Paula pretended to adjust her crotch. “A little to the left, actually. What can I do for you, Leo?”
“Well, actually, I was wondering what the status is on that Lee thing.”
“Lee… Lee… Lee. Oh, yeah, the retard did it. Did the same thing five years ago. The family doesn’t want formal charges, neither do we. Right now he’s on the locked floor at the Hendrix Institute pending a judge’s order for placement at the state forensic facility. Maximum security. Seems pretty cut-and-dried.”
“Yeah, it seems pretty cut-and-dried, but according to the coroner’s report-”
“The coroner’s report? Since when do you have access to my files?”
“I don’t. I just talked to the guy. I mean, I was there that night, so I’m interested. That’s all.”
“Yeah, well you know, I still don’t know what the hell you thought you were doing by going out there. Your job is to prosecute delinquent traffic violations. If Bob found out-”
“How would Bob find out? Are you gonna tell him? What? You think I enjoy hanging out in traffic court? I mean, goddamn it, Paula, gimme a break. You used to work for me. How do you think that makes me feel?”
“Well, now you work for me. I would think that you’d be used to it by now. What do you expect from me? Should I resign because your feelings are hurt?” He was making her feel uncomfortable. Didn’t the fucker know who got him his lousy job in traffic court? She was sure it was humiliating, but, goddamn it, it also paid the bills. And wasn’t that what he wanted when he came to her begging for a job? And she had wanted to help out. She felt sorry for him and had gone to Bob to see what he would let her throw his way. And really, she and Bob had shared the same concern about the situation. It wasn’t that they held a grudge, it was that something like this might happen. That Leo might start bringing up the past. He might try to remind her of the way things used to be. He might make her feel uncomfortable.

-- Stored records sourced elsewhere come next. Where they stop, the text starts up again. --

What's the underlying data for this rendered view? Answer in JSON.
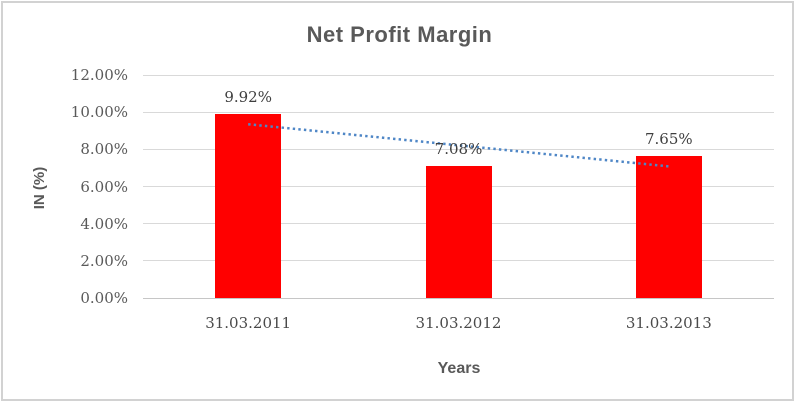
{
  "window": {
    "background": "#ffffff",
    "frame_border_color": "#d2d2d2"
  },
  "chart_data": {
    "type": "bar",
    "title": "Net Profit Margin",
    "xlabel": "Years",
    "ylabel": "IN (%)",
    "categories": [
      "31.03.2011",
      "31.03.2012",
      "31.03.2013"
    ],
    "values": [
      9.92,
      7.08,
      7.65
    ],
    "value_labels": [
      "9.92%",
      "7.08%",
      "7.65%"
    ],
    "ylim": [
      0,
      12
    ],
    "ytick_step": 2,
    "ytick_labels": [
      "0.00%",
      "2.00%",
      "4.00%",
      "6.00%",
      "8.00%",
      "10.00%",
      "12.00%"
    ],
    "grid": true,
    "legend": "none",
    "bar_color": "#ff0000",
    "trendline": {
      "type": "linear",
      "style": "dotted",
      "color": "#4e86c6"
    },
    "gridline_color": "#d9d9d9",
    "axis_line_color": "#c6c6c6",
    "title_color": "#595959",
    "axis_title_color": "#595959",
    "tick_label_color": "#595959",
    "data_label_color": "#3f3f3f"
  }
}
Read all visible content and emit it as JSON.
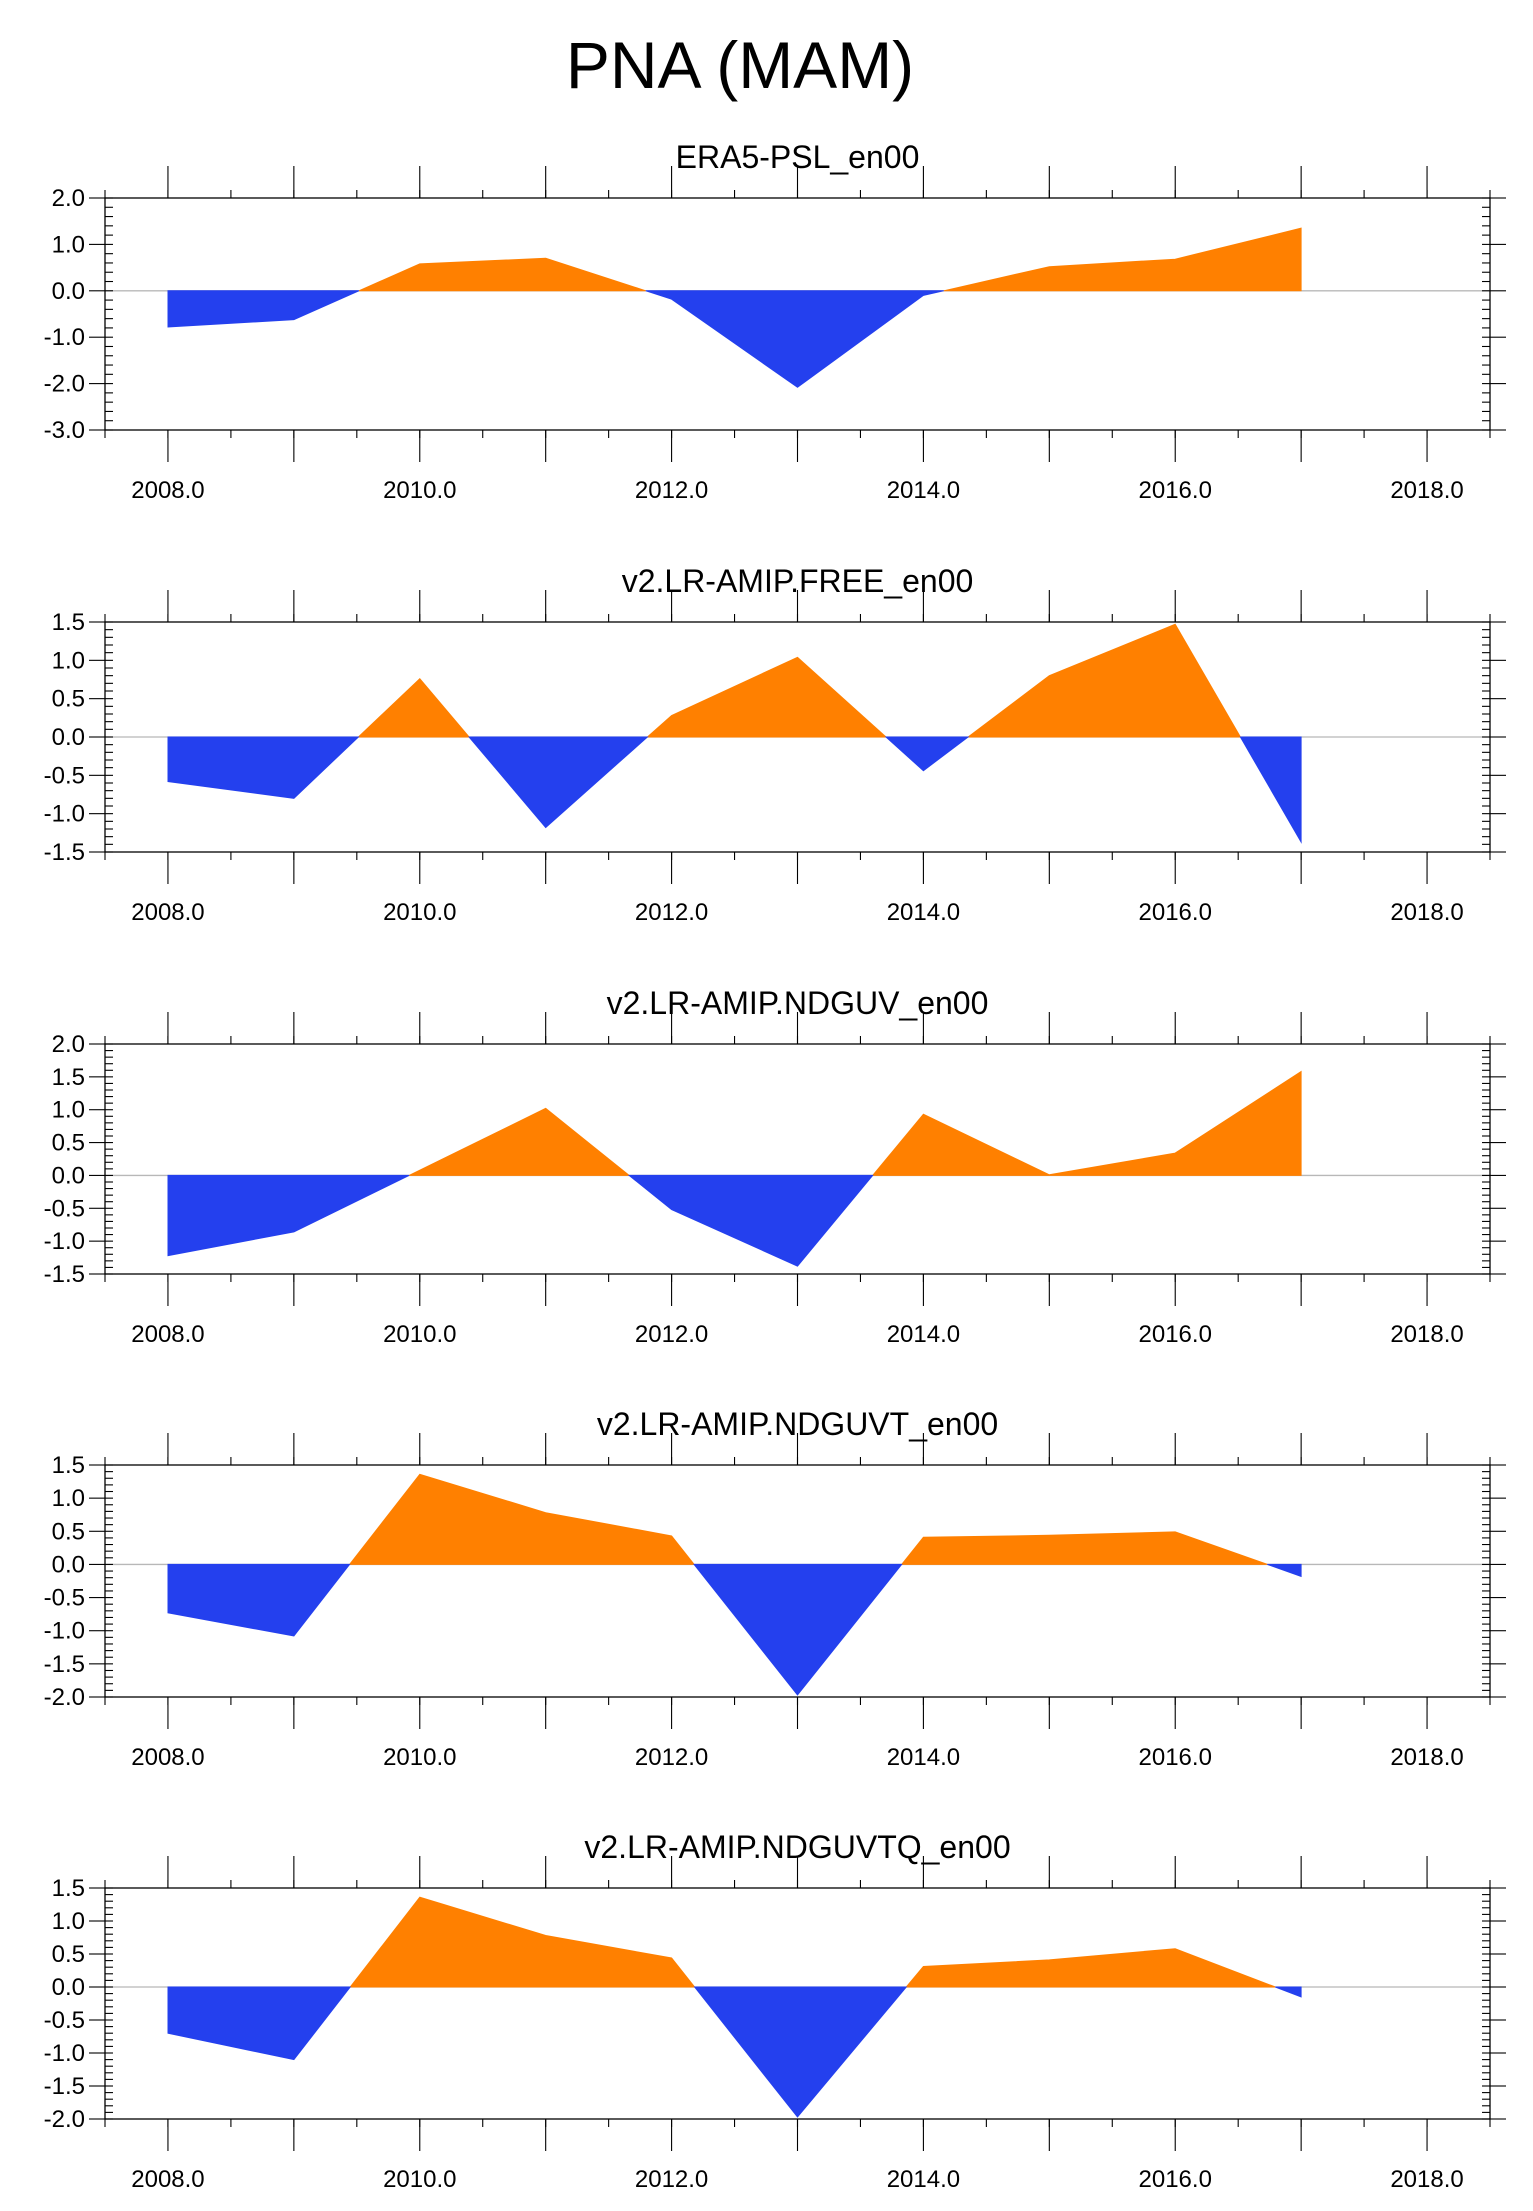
{
  "figure": {
    "title": "PNA (MAM)"
  },
  "colors": {
    "positive": "#ff8000",
    "negative": "#2440ee",
    "zero_line": "#b8b8b8",
    "frame": "#000000"
  },
  "chart_data": [
    {
      "type": "area",
      "title": "ERA5-PSL_en00",
      "x": [
        2008,
        2009,
        2010,
        2011,
        2012,
        2013,
        2014,
        2015,
        2016,
        2017
      ],
      "values": [
        -0.78,
        -0.62,
        0.58,
        0.7,
        -0.18,
        -2.08,
        -0.1,
        0.52,
        0.68,
        1.35
      ],
      "xlim": [
        2007.5,
        2018.5
      ],
      "ylim": [
        -3.0,
        2.0
      ],
      "x_ticks": [
        2008,
        2010,
        2012,
        2014,
        2016,
        2018
      ],
      "x_tick_labels": [
        "2008.0",
        "2010.0",
        "2012.0",
        "2014.0",
        "2016.0",
        "2018.0"
      ],
      "y_ticks": [
        2.0,
        1.0,
        0.0,
        -1.0,
        -2.0,
        -3.0
      ],
      "y_tick_labels": [
        "2.0",
        "1.0",
        "0.0",
        "-1.0",
        "-2.0",
        "-3.0"
      ],
      "minor_step": 0.2,
      "grid": false,
      "fill_above_zero": "orange",
      "fill_below_zero": "blue"
    },
    {
      "type": "area",
      "title": "v2.LR-AMIP.FREE_en00",
      "x": [
        2008,
        2009,
        2010,
        2011,
        2012,
        2013,
        2014,
        2015,
        2016,
        2017
      ],
      "values": [
        -0.58,
        -0.8,
        0.76,
        -1.18,
        0.28,
        1.04,
        -0.44,
        0.8,
        1.47,
        -1.37
      ],
      "xlim": [
        2007.5,
        2018.5
      ],
      "ylim": [
        -1.5,
        1.5
      ],
      "x_ticks": [
        2008,
        2010,
        2012,
        2014,
        2016,
        2018
      ],
      "x_tick_labels": [
        "2008.0",
        "2010.0",
        "2012.0",
        "2014.0",
        "2016.0",
        "2018.0"
      ],
      "y_ticks": [
        1.5,
        1.0,
        0.5,
        0.0,
        -0.5,
        -1.0,
        -1.5
      ],
      "y_tick_labels": [
        "1.5",
        "1.0",
        "0.5",
        "0.0",
        "-0.5",
        "-1.0",
        "-1.5"
      ],
      "minor_step": 0.1,
      "grid": false,
      "fill_above_zero": "orange",
      "fill_below_zero": "blue"
    },
    {
      "type": "area",
      "title": "v2.LR-AMIP.NDGUV_en00",
      "x": [
        2008,
        2009,
        2010,
        2011,
        2012,
        2013,
        2014,
        2015,
        2016,
        2017
      ],
      "values": [
        -1.22,
        -0.86,
        0.08,
        1.02,
        -0.52,
        -1.38,
        0.93,
        0.01,
        0.34,
        1.58
      ],
      "xlim": [
        2007.5,
        2018.5
      ],
      "ylim": [
        -1.5,
        2.0
      ],
      "x_ticks": [
        2008,
        2010,
        2012,
        2014,
        2016,
        2018
      ],
      "x_tick_labels": [
        "2008.0",
        "2010.0",
        "2012.0",
        "2014.0",
        "2016.0",
        "2018.0"
      ],
      "y_ticks": [
        2.0,
        1.5,
        1.0,
        0.5,
        0.0,
        -0.5,
        -1.0,
        -1.5
      ],
      "y_tick_labels": [
        "2.0",
        "1.5",
        "1.0",
        "0.5",
        "0.0",
        "-0.5",
        "-1.0",
        "-1.5"
      ],
      "minor_step": 0.1,
      "grid": false,
      "fill_above_zero": "orange",
      "fill_below_zero": "blue"
    },
    {
      "type": "area",
      "title": "v2.LR-AMIP.NDGUVT_en00",
      "x": [
        2008,
        2009,
        2010,
        2011,
        2012,
        2013,
        2014,
        2015,
        2016,
        2017
      ],
      "values": [
        -0.73,
        -1.08,
        1.36,
        0.78,
        0.43,
        -1.97,
        0.41,
        0.44,
        0.49,
        -0.18
      ],
      "xlim": [
        2007.5,
        2018.5
      ],
      "ylim": [
        -2.0,
        1.5
      ],
      "x_ticks": [
        2008,
        2010,
        2012,
        2014,
        2016,
        2018
      ],
      "x_tick_labels": [
        "2008.0",
        "2010.0",
        "2012.0",
        "2014.0",
        "2016.0",
        "2018.0"
      ],
      "y_ticks": [
        1.5,
        1.0,
        0.5,
        0.0,
        -0.5,
        -1.0,
        -1.5,
        -2.0
      ],
      "y_tick_labels": [
        "1.5",
        "1.0",
        "0.5",
        "0.0",
        "-0.5",
        "-1.0",
        "-1.5",
        "-2.0"
      ],
      "minor_step": 0.1,
      "grid": false,
      "fill_above_zero": "orange",
      "fill_below_zero": "blue"
    },
    {
      "type": "area",
      "title": "v2.LR-AMIP.NDGUVTQ_en00",
      "x": [
        2008,
        2009,
        2010,
        2011,
        2012,
        2013,
        2014,
        2015,
        2016,
        2017
      ],
      "values": [
        -0.7,
        -1.1,
        1.36,
        0.78,
        0.44,
        -1.97,
        0.31,
        0.41,
        0.58,
        -0.15
      ],
      "xlim": [
        2007.5,
        2018.5
      ],
      "ylim": [
        -2.0,
        1.5
      ],
      "x_ticks": [
        2008,
        2010,
        2012,
        2014,
        2016,
        2018
      ],
      "x_tick_labels": [
        "2008.0",
        "2010.0",
        "2012.0",
        "2014.0",
        "2016.0",
        "2018.0"
      ],
      "y_ticks": [
        1.5,
        1.0,
        0.5,
        0.0,
        -0.5,
        -1.0,
        -1.5,
        -2.0
      ],
      "y_tick_labels": [
        "1.5",
        "1.0",
        "0.5",
        "0.0",
        "-0.5",
        "-1.0",
        "-1.5",
        "-2.0"
      ],
      "minor_step": 0.1,
      "grid": false,
      "fill_above_zero": "orange",
      "fill_below_zero": "blue"
    }
  ]
}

Paula took a bite from her burger and asked, “What is it you want from me?”
“Just a chance. To do something besides speeding tickets.”
“Ever since what happened, you’ve been looking for that big break. A way to prove yourself again. I know that. I respect that. But, Leo, you might as well face it, no one’s ever gonna forget what happened.” She felt bad. That was a low blow, but Christ, he was asking for it. What did he expect from her?
Leo nodded his head. “Yeah, I know. No one’s ever gonna forget. Least of all you.” He turned to leave. And the shrug of defeat that passed through his shoulders was too much for her. She wasn’t fucking heartless, was she? She had, after all, once worked for this man. This pathetic excuse for a man who made her decidedly uncomfortable. She wasn’t a shrew, after all. For God’s sake, the man only wanted to feel like a man again. Who would it hurt if he asked a few questions?